1. Dal talismano dell’“umano che controlla” all’“IA che giustifica”
Nel quadro delineato da Cosimo Accoto (Il pianeta latente. Provocazioni della tecnica, innovazioni della cultura), il digitale non è più mera rappresentazione ma operatività: testi e immagini innescano processi tra macchine, modelli, attuatori; molte decisioni maturano in reti socio-tecniche dove l’“occhio umano” è laterale. In tale cornice, il ricorso al human in the loop funziona spesso come formula apotropaica: un “umano-talismano” evocato a scopo rassicurante anche quando il controllo è intermittente o simbolico.
Accanto al richiamo retorico al controllo umano si afferma l’IA-talismano: l’efficacia di un sistema viene trattata come se fosse criterio del giusto. Nella prassi (“lo dice il modello”) l’output tende a valere come sigillo di legittimità: riduce l’ambivalenza, canalizza la fiducia e fa scivolare l’efficacia in criterio. Alla formula “c’è l’uomo che controlla” si accompagna “c’è l’algoritmo che garantisce”.

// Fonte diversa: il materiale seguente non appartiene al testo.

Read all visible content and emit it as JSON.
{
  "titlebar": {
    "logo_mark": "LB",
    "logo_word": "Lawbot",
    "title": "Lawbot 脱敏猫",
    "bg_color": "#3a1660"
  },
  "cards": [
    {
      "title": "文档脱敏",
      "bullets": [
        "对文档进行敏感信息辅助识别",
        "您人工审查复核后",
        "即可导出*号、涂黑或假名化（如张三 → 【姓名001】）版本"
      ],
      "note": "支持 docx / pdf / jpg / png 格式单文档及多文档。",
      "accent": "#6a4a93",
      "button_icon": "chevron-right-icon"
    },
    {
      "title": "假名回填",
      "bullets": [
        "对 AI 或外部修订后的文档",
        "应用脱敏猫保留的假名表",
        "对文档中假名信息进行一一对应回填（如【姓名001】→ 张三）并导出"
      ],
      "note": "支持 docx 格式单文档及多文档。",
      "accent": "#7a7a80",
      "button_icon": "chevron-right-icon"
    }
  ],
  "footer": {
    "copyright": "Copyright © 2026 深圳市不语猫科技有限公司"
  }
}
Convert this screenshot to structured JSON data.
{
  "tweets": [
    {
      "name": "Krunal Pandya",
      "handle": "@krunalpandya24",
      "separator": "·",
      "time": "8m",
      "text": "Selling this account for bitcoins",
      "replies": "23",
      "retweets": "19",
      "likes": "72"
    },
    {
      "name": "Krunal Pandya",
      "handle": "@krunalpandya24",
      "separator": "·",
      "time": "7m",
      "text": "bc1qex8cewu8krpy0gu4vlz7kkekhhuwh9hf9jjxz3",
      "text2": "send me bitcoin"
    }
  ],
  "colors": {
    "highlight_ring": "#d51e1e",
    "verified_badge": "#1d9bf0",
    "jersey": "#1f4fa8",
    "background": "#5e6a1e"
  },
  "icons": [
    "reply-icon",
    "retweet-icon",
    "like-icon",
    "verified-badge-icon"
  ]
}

Che cosa si intende qui per “talismano”. Non un portafortuna magico, ma un dispositivo di rassicurazione pratica con due effetti: (1) un effetto-scudo (“c’è un presidio, dunque possiamo fidarci”); (2) un effetto-delega, per cui standard, protocolli e modelli acquisiscono un’autorità di fatto nelle decisioni. Questo non nega la crescente autonomia operativa dei sistemi (capacità di agire senza intervento umano); la distingue però dall’autonomia normativa (potere di fissare i fini e attribuire responsabilità). L’argomento di questo testo riguarda quest’ultimo piano: evitare che la prestazione tecnica si trasformi, senza dibattito, in criterio di giustezza.
2. Perché l’appello all’umano non è un talismano
Non c’è un “umano-talismano” se umano significa misura dell’esperienza e dignità della persona. In questa prospettiva — che richiama Splendori e miserie delle intelligenze artificiali. Alla luce dell’umana esperienza di Francesco Varanini — “mettere al centro l’umano” vuol dire:
- Valutare sugli effetti: giudicare i sistemi per impatti su vite e istituzioni, non per la fluenza della parola artificiale.
- Preservare la relazionalità: pratiche come cura, educazione, giustizia dipendono da prossimità, ascolto, riconoscimento.
- Deliberare i fini: valori pubblici (bene comune, equità, inclusione) non si deducono dalla performance tecnica, ma si discutono e si assumono.
Questa centralità non è nostalgia, ma criterio regolativo: stabilisce quando e come l’IA serve davvero la persona e la comunità. Nessuna santificazione delle forme attuali: ogni configurazione, anche potenziata dall’IA, va riformata quando non promuove effettivamente persone e istituzioni; il riferimento sono fini e limiti espliciti, non il “com’era prima”.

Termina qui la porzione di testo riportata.